Inference

Snapi is a type-safe language, which means that the type of every expression must be well-defined and checked prior to execution. Type-safe languages are safer and more efficient than dynamic languages but usually do so at the cost of flexibility.

However, some operations in Catalog such as Csv.InferAndRead allow the user to read a CSV file whose structure is not known, and then refer to its field names. This behaviour is more typical of dynamic languages, but is achieved in a type-safe manner in Catalog using inference. This means that during compilation, the Catalog engine samples the contents of the CSV file to determine its type.

For instance, suppose a CSV file is stored at http://example.org/file.csv with the following contents:

Name,Age
Miguel,42
Benjamin,45

In Snapi, this data be queried as:

let
    location = "http://example.org/file.csv",
    data = Csv.InferAndRead(location)
in
    Collection.Filter(data, row -> row.age > 43)

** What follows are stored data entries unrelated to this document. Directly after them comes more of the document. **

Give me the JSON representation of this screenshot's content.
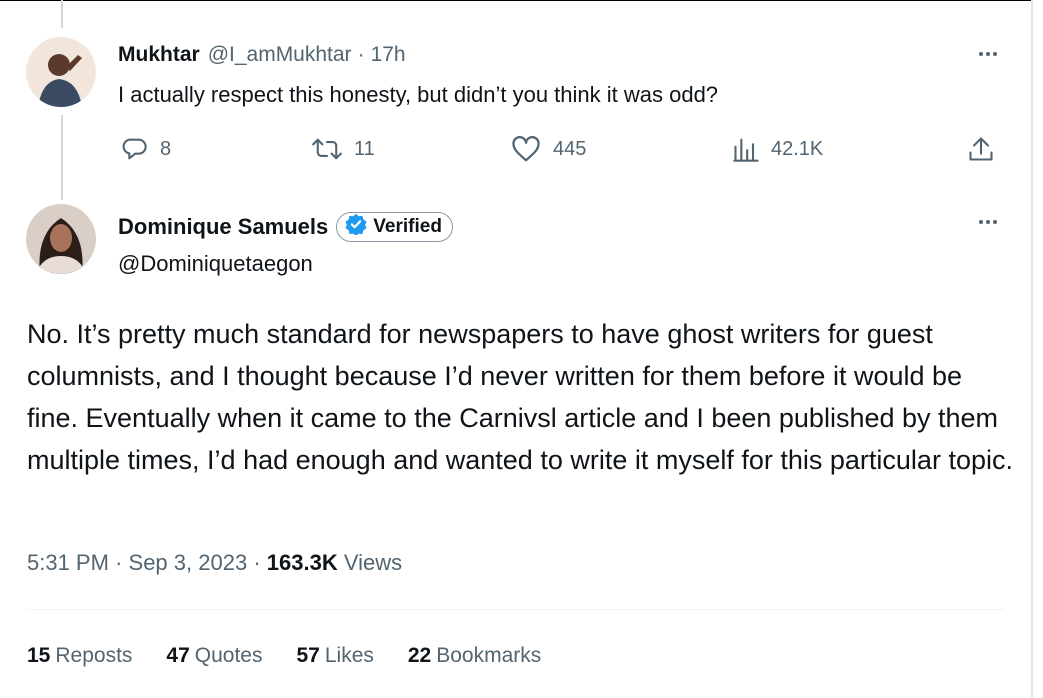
{
  "reply": {
    "display_name": "Mukhtar",
    "handle": "@I_amMukhtar",
    "separator": "·",
    "time": "17h",
    "text": "I actually respect this honesty, but  didn’t you think it was odd?",
    "actions": {
      "replies": "8",
      "reposts": "11",
      "likes": "445",
      "views": "42.1K"
    }
  },
  "main_tweet": {
    "display_name": "Dominique Samuels",
    "verified_label": "Verified",
    "handle": "@Dominiquetaegon",
    "text": "No. It’s pretty much standard for newspapers to have ghost writers for guest columnists, and I thought because I’d never written for them before it would be fine. Eventually when it came to the Carnivsl article and I been published by them multiple times, I’d had enough and wanted to write it myself for this particular topic.",
    "time": "5:31 PM",
    "date": "Sep 3, 2023",
    "dot": "·",
    "views_count": "163.3K",
    "views_label": "Views",
    "stats": [
      {
        "count": "15",
        "label": "Reposts"
      },
      {
        "count": "47",
        "label": "Quotes"
      },
      {
        "count": "57",
        "label": "Likes"
      },
      {
        "count": "22",
        "label": "Bookmarks"
      }
    ]
  },
  "icons": {
    "reply": "speech-bubble-icon",
    "repost": "repost-arrows-icon",
    "like": "heart-icon",
    "views": "bar-chart-icon",
    "share": "share-upload-icon",
    "more": "more-dots-icon",
    "verified": "verified-badge-icon"
  },
  "colors": {
    "text": "#0f1419",
    "muted": "#536471",
    "verified_blue": "#1d9bf0",
    "thread_line": "#cfd9de"
  }
}
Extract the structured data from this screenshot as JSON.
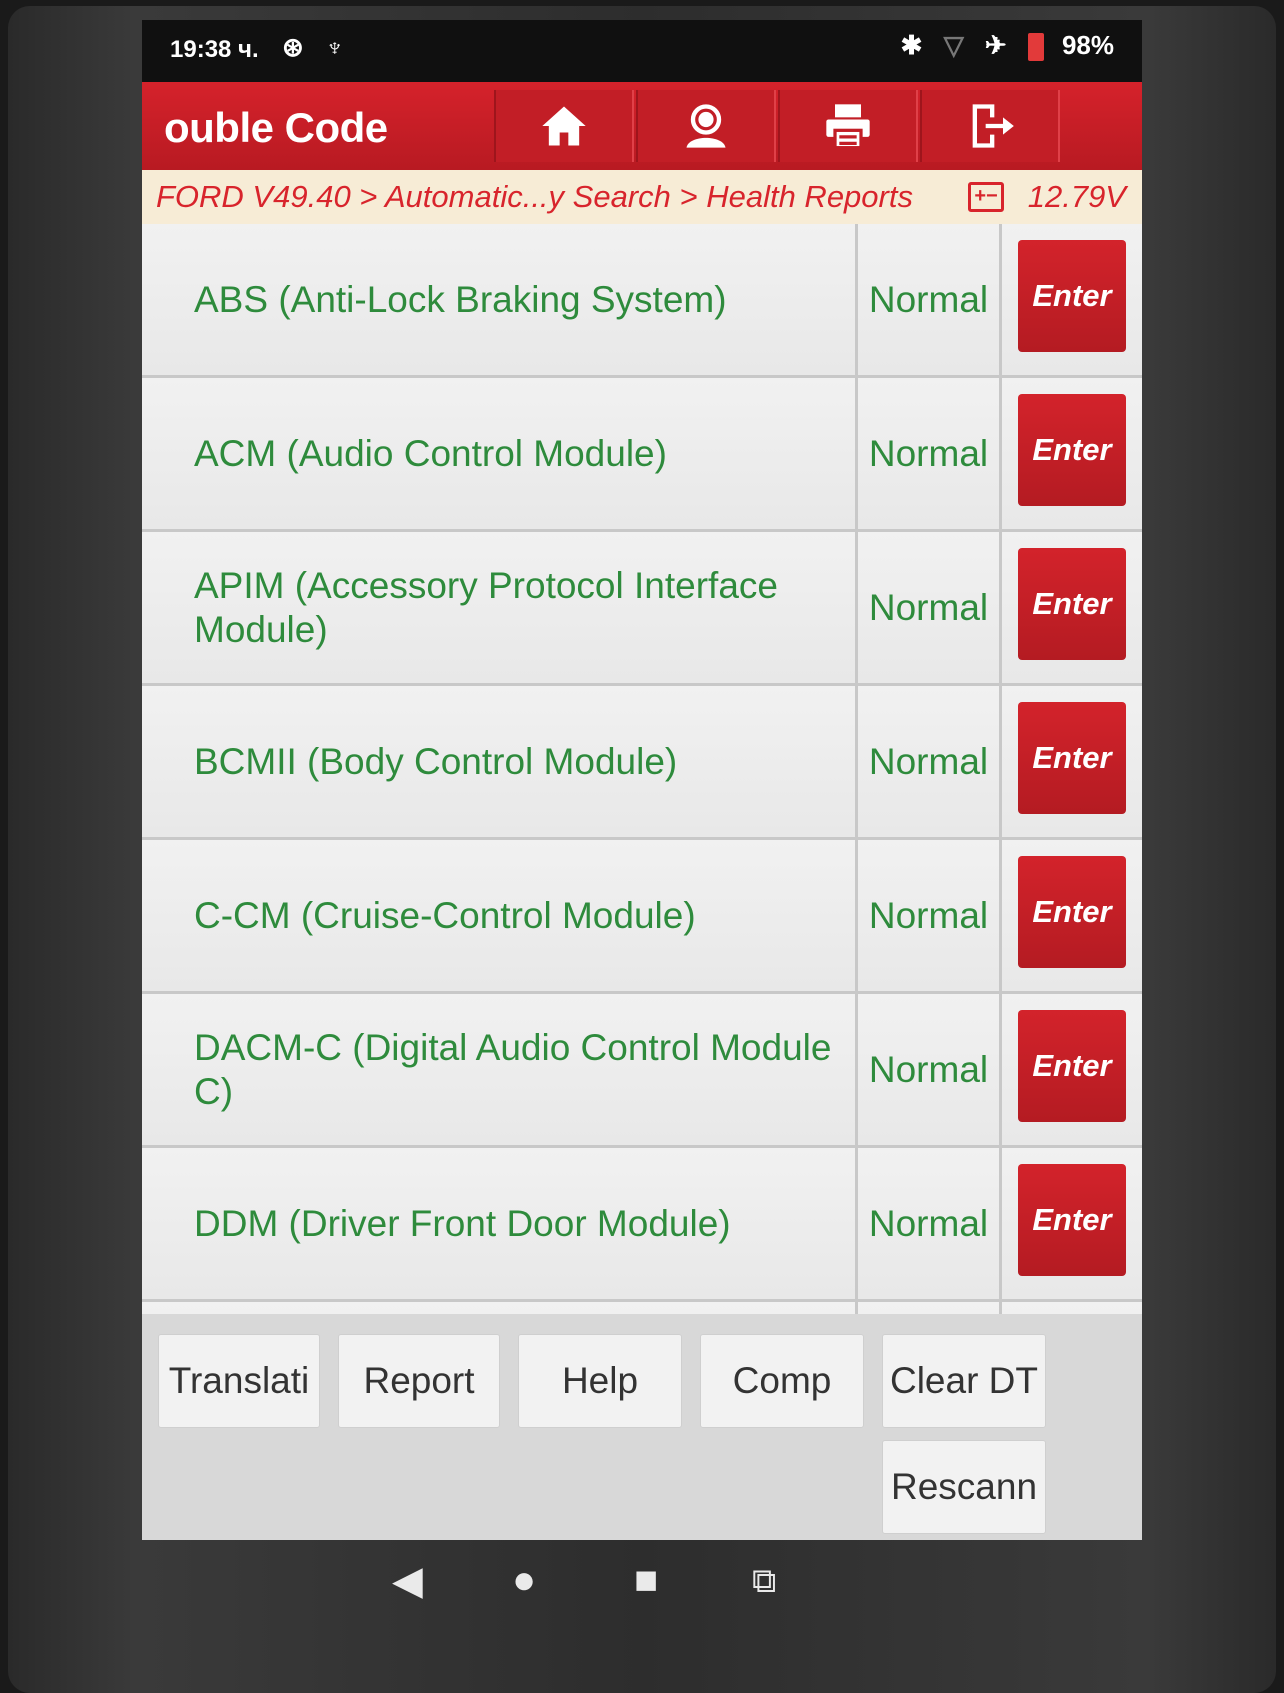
{
  "status_bar": {
    "time": "19:38 ч.",
    "left_icons": [
      "alarm-icon",
      "stethoscope-icon"
    ],
    "right_icons": [
      "bluetooth-icon",
      "signal-icon",
      "airplane-icon"
    ],
    "battery": "98%"
  },
  "header": {
    "title": "ouble Code",
    "buttons": [
      {
        "name": "home-icon"
      },
      {
        "name": "support-icon"
      },
      {
        "name": "print-icon"
      },
      {
        "name": "exit-icon"
      }
    ]
  },
  "breadcrumb": {
    "path": "FORD V49.40 > Automatic...y Search > Health Reports",
    "battery_icon": "battery-icon",
    "voltage": "12.79V"
  },
  "modules": [
    {
      "name": "ABS (Anti-Lock Braking System)",
      "status": "Normal",
      "action": "Enter"
    },
    {
      "name": "ACM (Audio Control Module)",
      "status": "Normal",
      "action": "Enter"
    },
    {
      "name": "APIM (Accessory Protocol Interface Module)",
      "status": "Normal",
      "action": "Enter"
    },
    {
      "name": "BCMII (Body Control Module)",
      "status": "Normal",
      "action": "Enter"
    },
    {
      "name": "C-CM (Cruise-Control Module)",
      "status": "Normal",
      "action": "Enter"
    },
    {
      "name": "DACM-C (Digital Audio Control Module C)",
      "status": "Normal",
      "action": "Enter"
    },
    {
      "name": "DDM (Driver Front Door Module)",
      "status": "Normal",
      "action": "Enter"
    }
  ],
  "toolbar": {
    "translate": "Translati",
    "report": "Report",
    "help": "Help",
    "compare": "Comp",
    "clear": "Clear DT",
    "rescan": "Rescann"
  },
  "nav": {
    "back": "◀",
    "home": "●",
    "recent": "■",
    "screenshot": "screenshot-icon"
  },
  "colors": {
    "accent_red": "#c21e26",
    "status_green": "#2e8b3c",
    "breadcrumb_bg": "#f7ecd6"
  }
}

When Csv.InferAndRead is analyzed to determine its type, the contents of the location must be sampled. This means that the value of location itself must be known. This is done using a technique called staged compilation, which means that a Snapi program may trigger the execution of sub-programs to determine the value of arguments so that Csv.InferAndRead can then know the location to sample and then determine its own output type. If the staged compiler cannot determine the value, then the compilation fails with an error.

For instance, in the following example the system fails with an error:

main(url: string) =
    let
        data = Csv.InferAndRead(url)
    in
        Collection.Filter(data, row -> row.age > 43)

In this example, the url is not known at compile time as it can represent any location. Therefore, the system cannot determine the output type of Csv.InferAndRead. Therefore, it cannot assert that the data has a field called age, therefore, the compilation fails. In this example, the user is required to specify the type of the data using Csv.Read instead, as in:

main(url: string) =
    let
        data = Csv.Read(url, type collection(record(name: string, age: int)))
    in
        Collection.Filter(data, row -> row.age > 43)

Refer to the documentation of CSV, JSON, and most other formats for the usage of InferAndRead versus Read. In particular, the inference readers have multiple optional parameters to adjust the sampling of data.